New Argentine president’s softer stance on Venezuela could sway IMF talks
Fernandez takes a more sympathetic line on the Muduro regime than outgoing president
Buenos Aires — Argentine president-elect Alberto Fernandez’s stance on Venezuela may pose another challenge to his ability to renegotiate the terms of an aid package from the IMF.
An imposing debt load and uncertainty about his economic policies already limit Fernandez’s room for a renegotiation of the record credit line, but his views on the Venezuelan regime of Nicolas Maduro are also softer than those of outgoing Mauricio Macri.
A more sympathetic approach towards Maduro could hurt Argentina’s standing with President Donald Trump, who has put Venezuela among his priorities in Latin America. The US holds the most influence at the IMF as its biggest shareholder and was key in the approval of the $56bn package given to Macri in 2018 amid a sharp currency crisis.
“Whatever policy the new government decides to do with Venezuela will have repercussions in the bilateral relationship with the US,” said Hector Torres, a former IMF executive director from Argentina who represented South American countries. “Argentina depends heavily on the IMF and the US has a lot of interest in Venezuela right now.”
During the campaign, Fernandez suggested Argentina could leave the Lima Group, an ad hoc outfit created in 2017 by nations seeking free elections in Venezuela, and align with Mexico and Uruguay, which have taken a less confrontational approach.
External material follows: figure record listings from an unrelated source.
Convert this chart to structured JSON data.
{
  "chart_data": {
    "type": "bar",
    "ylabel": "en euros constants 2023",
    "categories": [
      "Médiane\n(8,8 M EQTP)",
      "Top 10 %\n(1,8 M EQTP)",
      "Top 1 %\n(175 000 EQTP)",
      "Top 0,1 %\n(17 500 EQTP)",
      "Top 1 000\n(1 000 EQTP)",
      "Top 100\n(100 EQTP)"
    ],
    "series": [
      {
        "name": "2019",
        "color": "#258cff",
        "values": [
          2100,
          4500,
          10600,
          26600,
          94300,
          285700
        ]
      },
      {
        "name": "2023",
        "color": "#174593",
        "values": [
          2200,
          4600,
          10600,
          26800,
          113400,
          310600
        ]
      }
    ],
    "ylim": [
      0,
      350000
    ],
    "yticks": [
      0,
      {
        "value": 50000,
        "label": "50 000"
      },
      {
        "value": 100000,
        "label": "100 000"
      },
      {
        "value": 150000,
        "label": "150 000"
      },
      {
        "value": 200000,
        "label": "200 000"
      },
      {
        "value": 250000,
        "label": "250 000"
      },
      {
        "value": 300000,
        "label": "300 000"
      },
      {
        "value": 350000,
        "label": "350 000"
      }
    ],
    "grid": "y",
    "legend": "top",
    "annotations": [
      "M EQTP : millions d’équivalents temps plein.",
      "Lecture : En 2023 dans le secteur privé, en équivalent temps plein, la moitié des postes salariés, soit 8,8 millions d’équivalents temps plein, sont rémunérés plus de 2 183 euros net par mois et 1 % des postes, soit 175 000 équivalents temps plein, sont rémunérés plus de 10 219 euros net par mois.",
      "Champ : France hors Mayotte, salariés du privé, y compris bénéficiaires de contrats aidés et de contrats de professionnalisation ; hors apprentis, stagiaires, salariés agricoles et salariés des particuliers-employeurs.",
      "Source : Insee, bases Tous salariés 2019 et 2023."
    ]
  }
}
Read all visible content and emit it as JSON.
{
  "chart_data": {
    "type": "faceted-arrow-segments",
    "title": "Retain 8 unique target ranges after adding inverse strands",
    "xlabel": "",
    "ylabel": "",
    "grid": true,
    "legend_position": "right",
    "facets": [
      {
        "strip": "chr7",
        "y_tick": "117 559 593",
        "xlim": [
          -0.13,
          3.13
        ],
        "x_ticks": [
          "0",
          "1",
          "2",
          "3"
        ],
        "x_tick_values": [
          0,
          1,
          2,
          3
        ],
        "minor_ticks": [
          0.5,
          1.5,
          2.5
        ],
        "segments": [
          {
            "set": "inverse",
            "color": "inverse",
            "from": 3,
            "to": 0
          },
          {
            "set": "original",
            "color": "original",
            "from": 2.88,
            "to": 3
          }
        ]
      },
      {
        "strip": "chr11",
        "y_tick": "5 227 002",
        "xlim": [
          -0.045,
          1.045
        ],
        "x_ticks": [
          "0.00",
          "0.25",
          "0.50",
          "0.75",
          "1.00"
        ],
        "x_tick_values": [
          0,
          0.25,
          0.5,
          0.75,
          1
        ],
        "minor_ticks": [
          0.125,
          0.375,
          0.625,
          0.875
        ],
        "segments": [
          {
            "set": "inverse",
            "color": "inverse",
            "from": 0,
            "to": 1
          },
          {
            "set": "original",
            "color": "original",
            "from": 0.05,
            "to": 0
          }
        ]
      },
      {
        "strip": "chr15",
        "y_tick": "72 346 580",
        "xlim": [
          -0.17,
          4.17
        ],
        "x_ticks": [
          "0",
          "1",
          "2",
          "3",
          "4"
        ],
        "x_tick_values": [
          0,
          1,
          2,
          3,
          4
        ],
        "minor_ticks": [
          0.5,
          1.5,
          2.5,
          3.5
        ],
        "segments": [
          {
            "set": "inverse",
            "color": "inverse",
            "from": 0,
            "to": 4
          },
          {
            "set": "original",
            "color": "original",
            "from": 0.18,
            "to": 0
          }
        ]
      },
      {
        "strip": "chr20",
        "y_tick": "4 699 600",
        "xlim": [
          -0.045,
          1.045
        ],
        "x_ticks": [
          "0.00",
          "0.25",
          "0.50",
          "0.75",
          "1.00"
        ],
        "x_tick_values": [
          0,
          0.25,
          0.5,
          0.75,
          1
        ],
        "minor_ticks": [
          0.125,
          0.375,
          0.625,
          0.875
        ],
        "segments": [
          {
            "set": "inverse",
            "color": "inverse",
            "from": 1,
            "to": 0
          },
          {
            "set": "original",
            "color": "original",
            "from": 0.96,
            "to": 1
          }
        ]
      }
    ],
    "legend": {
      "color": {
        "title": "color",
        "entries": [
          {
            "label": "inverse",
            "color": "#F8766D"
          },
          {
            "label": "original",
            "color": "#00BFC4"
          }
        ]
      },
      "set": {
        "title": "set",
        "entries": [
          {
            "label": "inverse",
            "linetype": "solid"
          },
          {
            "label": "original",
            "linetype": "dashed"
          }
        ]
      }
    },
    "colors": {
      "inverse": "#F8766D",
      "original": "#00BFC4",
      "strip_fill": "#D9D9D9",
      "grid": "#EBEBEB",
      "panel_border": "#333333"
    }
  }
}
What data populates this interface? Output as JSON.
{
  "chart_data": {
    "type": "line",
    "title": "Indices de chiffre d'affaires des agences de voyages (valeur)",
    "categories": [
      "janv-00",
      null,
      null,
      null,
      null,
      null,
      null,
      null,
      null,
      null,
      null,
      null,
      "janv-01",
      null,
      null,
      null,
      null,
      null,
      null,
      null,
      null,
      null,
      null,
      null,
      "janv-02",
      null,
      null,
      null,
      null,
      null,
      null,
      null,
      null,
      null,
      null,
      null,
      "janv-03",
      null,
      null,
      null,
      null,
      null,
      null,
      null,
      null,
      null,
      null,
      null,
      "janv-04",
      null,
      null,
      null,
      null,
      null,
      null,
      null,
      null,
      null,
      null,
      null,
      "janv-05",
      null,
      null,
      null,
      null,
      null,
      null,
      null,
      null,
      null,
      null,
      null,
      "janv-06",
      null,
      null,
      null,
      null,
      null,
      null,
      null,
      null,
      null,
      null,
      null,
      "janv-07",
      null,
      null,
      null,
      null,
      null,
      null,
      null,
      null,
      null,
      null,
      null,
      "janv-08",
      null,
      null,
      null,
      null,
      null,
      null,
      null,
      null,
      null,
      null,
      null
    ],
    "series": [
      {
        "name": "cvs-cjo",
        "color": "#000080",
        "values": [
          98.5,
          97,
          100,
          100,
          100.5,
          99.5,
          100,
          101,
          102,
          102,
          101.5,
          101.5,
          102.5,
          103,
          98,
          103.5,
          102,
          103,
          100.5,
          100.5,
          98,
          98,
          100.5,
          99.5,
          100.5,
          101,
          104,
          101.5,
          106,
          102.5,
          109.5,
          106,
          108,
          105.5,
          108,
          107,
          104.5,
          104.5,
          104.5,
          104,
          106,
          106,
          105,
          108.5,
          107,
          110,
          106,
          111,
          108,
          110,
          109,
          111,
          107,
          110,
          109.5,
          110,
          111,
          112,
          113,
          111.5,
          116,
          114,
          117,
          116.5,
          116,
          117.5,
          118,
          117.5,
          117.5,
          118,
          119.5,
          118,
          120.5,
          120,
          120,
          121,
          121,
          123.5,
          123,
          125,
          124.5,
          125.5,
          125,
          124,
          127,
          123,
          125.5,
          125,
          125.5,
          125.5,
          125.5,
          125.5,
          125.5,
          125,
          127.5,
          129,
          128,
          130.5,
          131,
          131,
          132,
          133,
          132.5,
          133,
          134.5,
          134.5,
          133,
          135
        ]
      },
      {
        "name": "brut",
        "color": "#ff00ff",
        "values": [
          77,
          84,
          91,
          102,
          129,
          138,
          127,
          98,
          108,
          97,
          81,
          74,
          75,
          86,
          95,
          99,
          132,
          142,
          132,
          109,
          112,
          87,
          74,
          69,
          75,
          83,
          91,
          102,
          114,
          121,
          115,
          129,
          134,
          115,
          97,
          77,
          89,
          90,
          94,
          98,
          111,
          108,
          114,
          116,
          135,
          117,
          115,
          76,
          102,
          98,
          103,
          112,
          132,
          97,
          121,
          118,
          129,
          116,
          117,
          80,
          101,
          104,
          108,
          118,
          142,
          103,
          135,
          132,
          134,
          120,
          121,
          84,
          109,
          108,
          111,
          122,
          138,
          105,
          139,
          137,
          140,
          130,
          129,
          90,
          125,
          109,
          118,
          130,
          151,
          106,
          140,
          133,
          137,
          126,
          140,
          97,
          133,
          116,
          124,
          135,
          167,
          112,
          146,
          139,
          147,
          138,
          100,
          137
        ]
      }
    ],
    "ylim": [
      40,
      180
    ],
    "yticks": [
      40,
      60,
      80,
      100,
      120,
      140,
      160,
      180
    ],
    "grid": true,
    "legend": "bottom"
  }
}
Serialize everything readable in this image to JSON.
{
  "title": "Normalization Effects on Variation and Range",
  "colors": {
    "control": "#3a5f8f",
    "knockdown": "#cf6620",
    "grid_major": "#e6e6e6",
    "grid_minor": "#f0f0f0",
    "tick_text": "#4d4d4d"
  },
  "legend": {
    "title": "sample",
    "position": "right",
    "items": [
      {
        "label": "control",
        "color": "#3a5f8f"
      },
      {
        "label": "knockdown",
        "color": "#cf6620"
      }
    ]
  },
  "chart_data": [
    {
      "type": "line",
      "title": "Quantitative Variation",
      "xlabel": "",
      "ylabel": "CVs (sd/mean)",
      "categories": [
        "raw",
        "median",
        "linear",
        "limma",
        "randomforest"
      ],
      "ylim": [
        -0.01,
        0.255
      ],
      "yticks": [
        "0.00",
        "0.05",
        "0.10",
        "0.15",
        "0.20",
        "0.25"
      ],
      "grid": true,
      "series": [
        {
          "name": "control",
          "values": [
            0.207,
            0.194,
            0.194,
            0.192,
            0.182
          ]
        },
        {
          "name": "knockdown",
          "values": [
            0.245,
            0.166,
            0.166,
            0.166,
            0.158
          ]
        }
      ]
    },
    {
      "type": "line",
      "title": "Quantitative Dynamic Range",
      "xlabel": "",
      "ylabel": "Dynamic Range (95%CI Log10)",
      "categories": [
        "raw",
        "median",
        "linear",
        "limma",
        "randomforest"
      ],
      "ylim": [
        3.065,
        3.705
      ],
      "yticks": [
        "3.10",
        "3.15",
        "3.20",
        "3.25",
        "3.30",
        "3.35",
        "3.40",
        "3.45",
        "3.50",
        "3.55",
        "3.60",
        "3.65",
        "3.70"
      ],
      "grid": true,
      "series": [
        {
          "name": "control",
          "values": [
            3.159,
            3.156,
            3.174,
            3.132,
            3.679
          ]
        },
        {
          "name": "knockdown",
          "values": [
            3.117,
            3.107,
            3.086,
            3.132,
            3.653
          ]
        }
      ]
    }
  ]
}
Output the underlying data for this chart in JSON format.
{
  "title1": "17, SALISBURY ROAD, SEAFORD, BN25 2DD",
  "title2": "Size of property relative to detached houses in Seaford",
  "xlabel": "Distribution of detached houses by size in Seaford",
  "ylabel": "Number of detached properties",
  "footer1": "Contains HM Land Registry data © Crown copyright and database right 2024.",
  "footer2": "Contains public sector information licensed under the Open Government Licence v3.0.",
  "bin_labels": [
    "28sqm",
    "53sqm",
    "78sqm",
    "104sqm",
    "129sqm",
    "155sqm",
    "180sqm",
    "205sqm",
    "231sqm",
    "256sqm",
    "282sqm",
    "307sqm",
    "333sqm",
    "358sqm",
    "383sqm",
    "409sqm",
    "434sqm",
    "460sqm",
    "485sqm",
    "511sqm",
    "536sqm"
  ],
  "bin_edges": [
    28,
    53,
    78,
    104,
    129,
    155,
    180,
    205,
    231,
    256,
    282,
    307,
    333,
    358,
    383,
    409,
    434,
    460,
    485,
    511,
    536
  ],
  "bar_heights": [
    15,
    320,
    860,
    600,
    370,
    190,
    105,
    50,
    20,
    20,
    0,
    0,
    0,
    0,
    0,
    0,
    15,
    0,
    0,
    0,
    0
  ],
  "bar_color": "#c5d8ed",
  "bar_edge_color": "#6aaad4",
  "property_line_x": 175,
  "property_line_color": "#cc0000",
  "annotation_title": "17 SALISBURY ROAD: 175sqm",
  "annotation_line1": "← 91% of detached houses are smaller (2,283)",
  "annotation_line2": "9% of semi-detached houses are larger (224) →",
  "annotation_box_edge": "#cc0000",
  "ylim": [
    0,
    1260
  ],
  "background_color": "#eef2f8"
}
He has also demurred on calling Venezuela a dictatorship — a term Macri has repeatedly used. A week after beating Macri in the election, Fernandez has yet to comment specifically on his policy for the country stricken by a deep humanitarian and economic crisis.
At a press conference Monday Fernandez reiterated his view that the IMF is partly responsible for Argentina’s economic crisis and skirted a question on Venezuela, saying “everybody knows” what he thinks about that country. One of his top foreign policy advisers, Felipe Sola, said that Fernandez’s stance on Venezuela would not change because of the IMF negotiations.
A US state department spokesperson for Western Hemisphere affairs said “the crisis in Venezuela has already formed part of the discussion with the new Argentine team, and we hope to work together to help Venezuelans recover the democracy and rule of law they are being denied.”
A spokesperson for the IMF said “the decision to support a country’s economic programme with IMF lending is a prerogative of the IMF’s executive board which represents the 189 members of the fund.”
Fernandez made his first international trip as president-elect to Mexico on Monday and met President Andres Manuel Lopez Obrador, a leader who has tried hard to keep a distance from the Lima Group, calling for a peaceful resolution in Venezuela without labelling Maduro a dictator.
If Fernandez adopts a similar middle-ground stance when he takes office, it would not go well with the US, said Benjamin Gedan, a former White House National Security Council director for South America in the Barack Obama administration.
“It would likely provoke a negative response from the Trump administration, and potentially jeopardise US support, including at the IMF,” said Gedan. “That’s particularly because President Trump is a very transactional leader.”
Gedan points out that Argentina’s relationship with the US does not hinge on many other issues beyond the IMF and Venezuela. That leaves Fernandez, who will be sworn in on December 10, with few alternatives to appease the US.
On Friday, Trump called Fernandez to congratulate him and said he asked the IMF to work with the incoming government. Fernandez told Trump he hoped they would have a “cordial” relationship, according to a statement distributed by the president-elect’s press team in Argentina. The White House transcript of the call made no mention of the IMF.
To be sure, the IMF will negotiate with Argentina through the prism of economic policies, not foreign policy, said Claudio Loser, an Argentine who served as the fund’s western hemisphere director from 1994-2002. Closer ties with Venezuela would increase tensions in case Fernandez comes up with a “very undisciplined” economic programme, but would not be enough to derail the programme, he said.
“The Argentines will have to go beyond just having closer relations with Venezuela for the IMF to withhold their help,” Loser said.
Sticking to Macri’s Venezuela policy is not much easier for Fernandez. His running mate, former president Cristina Fernandez de Kirchner, was one of Venezuela’s top allies when she governed for eight years until 2015, at one point even giving Maduro the country’s top honour. Maintaining Macri’s confrontational policy would reflect on Fernandez’s judgment as president and is likely to anger her noisy radical left base.
Torres, the former IMF official, says there is a chance Fernandez’s strategy may embody a phrase made famous by Juan Peron, Argentina’s three-time president last century and founder of the political movement Peronism: “Put your left-turn signal on, but then go right.”
“Part of what Fernandez is doing in giving signs that the Lima Group isn’t his favourite — that’s putting on the left-turn signal, but he may turn the steering wheel to the right,” said Torres. “I’m optimistic that Fernandez is pragmatic.”